CHRISTIAN ARNOLD, PhD

The 10kTrees Project



Reference:

Arnold, C., Matthews, L. J., Nunn, C. L. 2010.
The 10kTrees Website: A New Online Resource for Primate Phylogeny. Evolutionary Anthropology 19:114-118. [PDF]


Project Description:

The 10kTrees Website is a new web resource for conducting phylogenetic comparative studies of primates. The comparative method plays a central role in efforts to uncover the adaptive basis for primate behaviors, morphological traits and cognitive abilities. Using new phylogeny-based methods, it is now possible to incorporate evolutionary history directly into comparative research.

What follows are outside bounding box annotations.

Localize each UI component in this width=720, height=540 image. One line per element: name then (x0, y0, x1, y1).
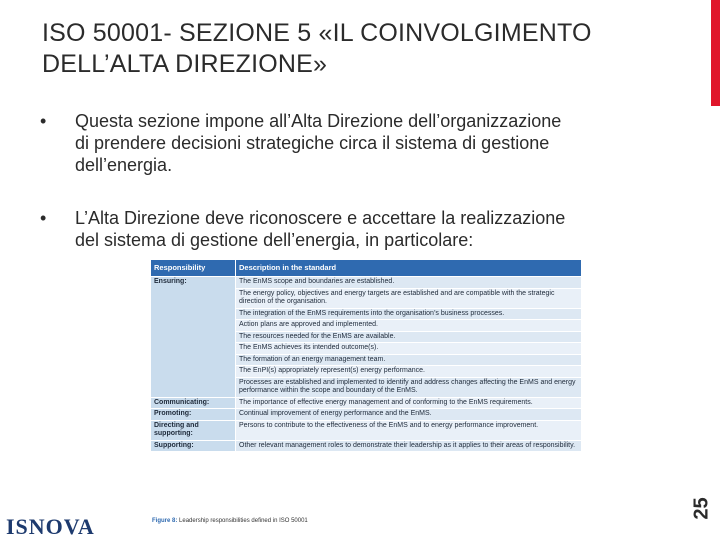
description-cell: The EnMS achieves its intended outcome(s). (236, 343, 582, 355)
isnova-logo: ISNOVA (6, 514, 95, 539)
figure-caption (152, 518, 308, 524)
bullet-marker: • (40, 208, 47, 228)
description-cell: The EnPI(s) appropriately represent(s) energy performance. (236, 366, 582, 378)
slide-number-text: 25 (690, 496, 713, 520)
bullet-marker: • (40, 111, 47, 131)
table-row (151, 277, 582, 289)
description-cell: Processes are established and implemented to identify and address changes affecting the EnMS and energy performance within the scope and boundary of the EnMS. (236, 377, 582, 397)
bullet-text-line: Questa sezione impone all’Alta Direzione dell’organizzazione (75, 111, 562, 131)
table-row (151, 440, 582, 452)
leadership-figure (150, 259, 582, 524)
responsibility-cell: Communicating: (151, 397, 236, 409)
slide-title (42, 18, 662, 80)
responsibility-cell: Supporting: (151, 440, 236, 452)
bullet-text-line: del sistema di gestione dell’energia, in particolare: (75, 230, 474, 250)
description-cell: Continual improvement of energy performance and the EnMS. (236, 409, 582, 421)
description-cell: The resources needed for the EnMS are available. (236, 331, 582, 343)
description-cell: Persons to contribute to the effectiveness of the EnMS and to energy performance improvement. (236, 420, 582, 440)
column-header-responsibility: Responsibility (151, 260, 236, 277)
table-row (151, 397, 582, 409)
table-row (151, 420, 582, 440)
bullet-text-line: di prendere decisioni strategiche circa il sistema di gestione (75, 133, 550, 153)
column-header-description: Description in the standard (236, 260, 582, 277)
responsibility-cell: Directing and supporting: (151, 420, 236, 440)
description-cell: The EnMS scope and boundaries are established. (236, 277, 582, 289)
responsibility-cell: Ensuring: (151, 277, 236, 398)
description-cell: The energy policy, objectives and energy targets are established and are compatible with the strategic direction of the organisation. (236, 288, 582, 308)
description-cell: The integration of the EnMS requirements into the organisation’s business processes. (236, 308, 582, 320)
slide-title-line-2: DELL’ALTA DIREZIONE» (42, 50, 328, 78)
responsibility-cell: Promoting: (151, 409, 236, 421)
description-cell: The importance of effective energy management and of conforming to the EnMS requirements. (236, 397, 582, 409)
description-cell: Other relevant management roles to demonstrate their leadership as it applies to their areas of responsibility. (236, 440, 582, 452)
table-header-row (151, 260, 582, 277)
table-row (151, 409, 582, 421)
responsibility-table (150, 259, 582, 452)
bullet-text-line: dell’energia. (75, 155, 173, 175)
slide-number (688, 490, 716, 526)
slide-title-line-1: ISO 50001- SEZIONE 5 «IL COINVOLGIMENTO (42, 19, 592, 47)
accent-bar (711, 0, 720, 106)
description-cell: Action plans are approved and implemented. (236, 320, 582, 332)
figure-caption-label: Figure 8: (152, 518, 178, 524)
bullet-text-line: L’Alta Direzione deve riconoscere e accettare la realizzazione (75, 208, 566, 228)
figure-caption-text: Leadership responsibilities defined in ISO 50001 (179, 518, 308, 524)
description-cell: The formation of an energy management team. (236, 354, 582, 366)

The true phylogeny of a group of organisms is never known with certainty, and phylogenetic relationships should be continually reassessed as new data become available. This last fact recommends against the continued use of older phylogenies, as better data are now available. Furthermore, when conducting a comparative test, different trees can produce different results during comparative analysis, which argues against conditioning comparative tests on a single hypothesis of evolutionary relationships when that hypothesis is legitimately uncertain. A major development in recent phylogenetics research involves the use of statistical methods that control for phylogenetic uncertainty through application of Bayesian phylogenetics. We follow these recommendations by providing a set of trees that are sampled in proportion to their posterior probabilities using Markov chain Monte Carlo (MCMC). This allows researchers to run analyses on an entire set of trees rather than using a single tree; thus, results are then no longer conditioned on a single tree being correct.

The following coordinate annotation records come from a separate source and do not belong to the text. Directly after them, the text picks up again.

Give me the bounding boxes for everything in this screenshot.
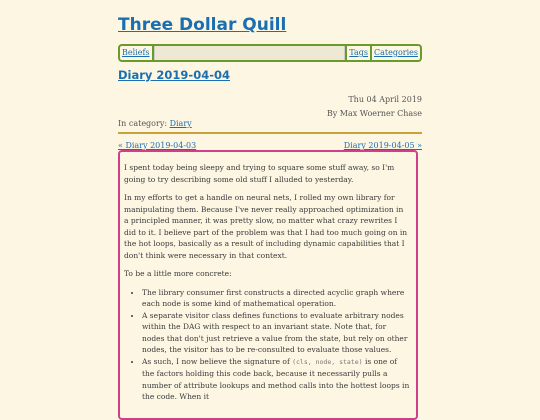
paragraph: To be a little more concrete: bbox=[124, 269, 232, 278]
top-nav-bar bbox=[118, 44, 422, 62]
post-title-link[interactable]: Diary 2019-04-04 bbox=[118, 68, 230, 82]
list-item-text: is one of the factors holding this code back, because it necessarily pulls a number of attribute lookups and method calls into the hottest loops in the code. When it bbox=[142, 356, 410, 401]
nav-tags-link[interactable]: Tags bbox=[349, 48, 368, 57]
list-item: • A separate visitor class defines functions to evaluate arbitrary nodes within the DAG with respect to an invariant state. Note that, for nodes that don't just retrieve a value from the state, but rely on other nodes, the visitor has to be re-consulted to evaluate those values. bbox=[142, 310, 410, 356]
header-divider bbox=[118, 132, 422, 134]
category-diary-link[interactable]: Diary bbox=[169, 119, 192, 128]
nav-spacer bbox=[154, 46, 346, 60]
next-post-link[interactable]: Diary 2019-04-05 » bbox=[343, 141, 422, 150]
article-body bbox=[118, 150, 418, 420]
inline-code: (cls, node, state) bbox=[292, 357, 363, 366]
post-category bbox=[118, 119, 192, 128]
nav-beliefs-link[interactable]: Beliefs bbox=[122, 48, 150, 57]
post-author: By Max Woerner Chase bbox=[326, 109, 422, 118]
previous-post-link[interactable]: « Diary 2019-04-03 bbox=[118, 141, 197, 150]
list-item-text: As such, I now believe the signature of bbox=[142, 356, 293, 366]
list-item: • The library consumer first constructs a directed acyclic graph where each node is some kind of mathematical operation. bbox=[142, 287, 410, 310]
paragraph: In my efforts to get a handle on neural nets, I rolled my own library for manipulating them. Because I've never really approached optimization in a principled manner, it was pretty slow, no matter what crazy rewrites I did to it. I believe part of the problem was that I had too much going on in the hot loops, basically as a result of including dynamic capabilities that I don't think were necessary in that context. bbox=[124, 193, 408, 260]
site-title-link[interactable]: Three Dollar Quill bbox=[118, 15, 287, 35]
list-item bbox=[142, 356, 410, 403]
post-date: Thu 04 April 2019 bbox=[348, 95, 422, 104]
bullet-list bbox=[124, 287, 410, 403]
nav-categories-link[interactable]: Categories bbox=[374, 48, 418, 57]
paragraph: I spent today being sleepy and trying to square some stuff away, so I'm going to try describing some old stuff I alluded to yesterday. bbox=[124, 163, 395, 184]
category-prefix: In category: bbox=[118, 119, 170, 128]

Using the 10kTrees Website, users can download up to at least 10,000 primate phylogenies (with branch lengths) sampled from a Bayesian tree inference. Moreover, we designed the website so that it can be easily updated as new versions of the phylogeny become available. For example, Version 3 of the dataset is already available, which includes over 300 species and additional genes as compared to Version 1 and Version 2. We also expect that the website itself will evolve to provide more tools for primate comparative biology.

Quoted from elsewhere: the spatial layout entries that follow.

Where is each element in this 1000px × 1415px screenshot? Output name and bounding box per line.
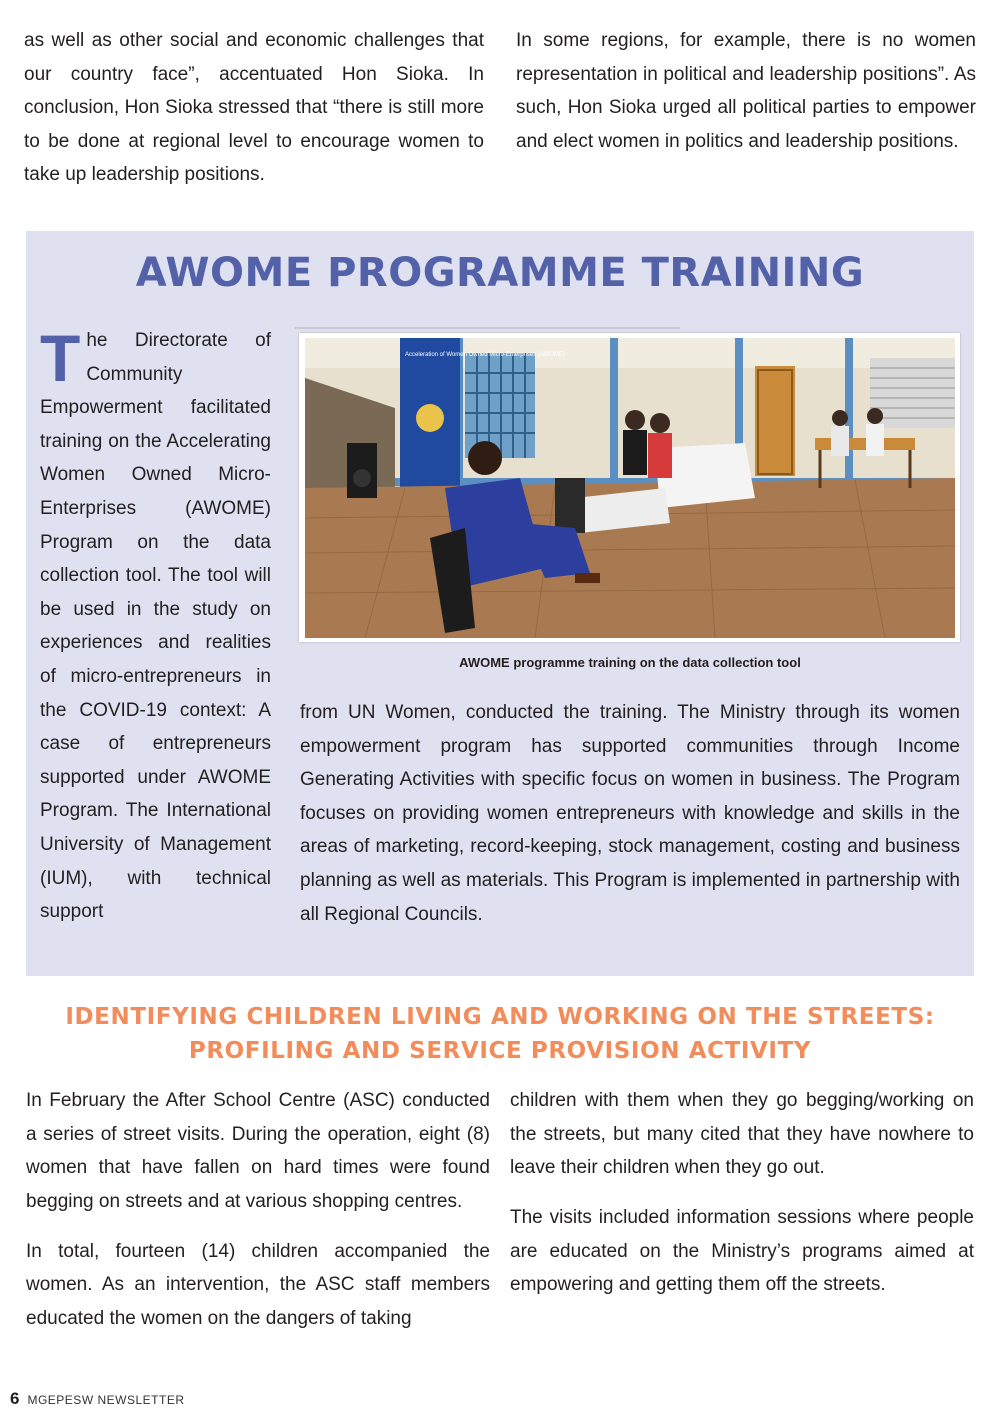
intro-left-paragraph: as well as other social and economic challenges that our country face”, accentuated Hon Sioka. In conclusion, Hon Sioka stressed that “there is still more to be done at regional level to encourage women to take up leadership positions. (24, 30, 484, 186)
streets-left-paragraph-2: In total, fourteen (14) children accompanied the women. As an intervention, the ASC staff members educated the women on the dangers of taking (26, 1240, 490, 1330)
awome-left-column (40, 321, 271, 929)
streets-left-column (26, 1084, 490, 1336)
streets-right-paragraph-1: children with them when they go begging/working on the streets, but many cited that they have nowhere to leave their children when they go out. (510, 1090, 974, 1179)
streets-section-title (0, 1000, 1000, 1068)
photo-top-rule (295, 327, 680, 329)
awome-right-column (300, 696, 960, 931)
awome-left-text: he Directorate of Community Empowerment facilitated training on the Accelerating Women Owned Micro-Enterprises (AWOME) Program on the data collection tool. The tool will be used in the study on experiences and realities of micro-entrepreneurs in the COVID-19 context: A case of entrepreneurs supported under AWOME Program. The International University of Management (IUM), with technical support (40, 330, 271, 923)
newsletter-name: MGEPESW NEWSLETTER (27, 1393, 185, 1407)
awome-left-paragraph (40, 321, 271, 929)
drop-cap: T (40, 321, 81, 395)
intro-right-column (516, 24, 976, 158)
photo-caption: AWOME programme training on the data collection tool (459, 655, 801, 670)
intro-right-paragraph: In some regions, for example, there is no women representation in political and leadership positions”. As such, Hon Sioka urged all political parties to empower and elect women in politics and leadership positions. (516, 30, 976, 152)
streets-right-column (510, 1084, 974, 1302)
training-photo (305, 338, 955, 638)
streets-title-line-1: IDENTIFYING CHILDREN LIVING AND WORKING ON THE STREETS: (65, 1004, 935, 1030)
streets-left-paragraph-1: In February the After School Centre (ASC) conducted a series of street visits. During the operation, eight (8) women that have fallen on hard times were found begging on streets and at various shopping centres. (26, 1090, 490, 1212)
intro-left-column (24, 24, 484, 192)
page-number: 6 (10, 1389, 20, 1408)
banner-text: Acceleration of Women Owned Micro-Enterprises (AWOME) (405, 352, 566, 358)
page-footer (10, 1389, 184, 1409)
streets-right-paragraph-2: The visits included information sessions where people are educated on the Ministry’s programs aimed at empowering and getting them off the streets. (510, 1207, 974, 1296)
training-photo-illustration (305, 338, 955, 638)
awome-right-paragraph: from UN Women, conducted the training. The Ministry through its women empowerment program has supported communities through Income Generating Activities with specific focus on women in business. The Program focuses on providing women entrepreneurs with knowledge and skills in the areas of marketing, record-keeping, stock management, costing and business planning as well as materials. This Program is implemented in partnership with all Regional Councils. (300, 702, 960, 925)
awome-section-title: AWOME PROGRAMME TRAINING (135, 250, 865, 296)
streets-title-line-2: PROFILING AND SERVICE PROVISION ACTIVITY (188, 1038, 812, 1064)
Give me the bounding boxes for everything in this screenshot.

What do you do once you have your trees? A number of programs are well suited to analyzing a set of trees in a comparative context. BayesTraits provides a way to investigate correlated evolution and reconstruct ancestral states, and it does so very readily across multiple trees, including through Bayesian approaches. In addition, the PDAP module of Mesquite can be used to calculate independent contrasts and reconstruct ancestral states on a tree-by-tree basis. Mesquite can be used to view the trees, as can the program FigTree. We also formatted the output files so that they can be read by the APE package of R, which opens up a wide array of analysis options.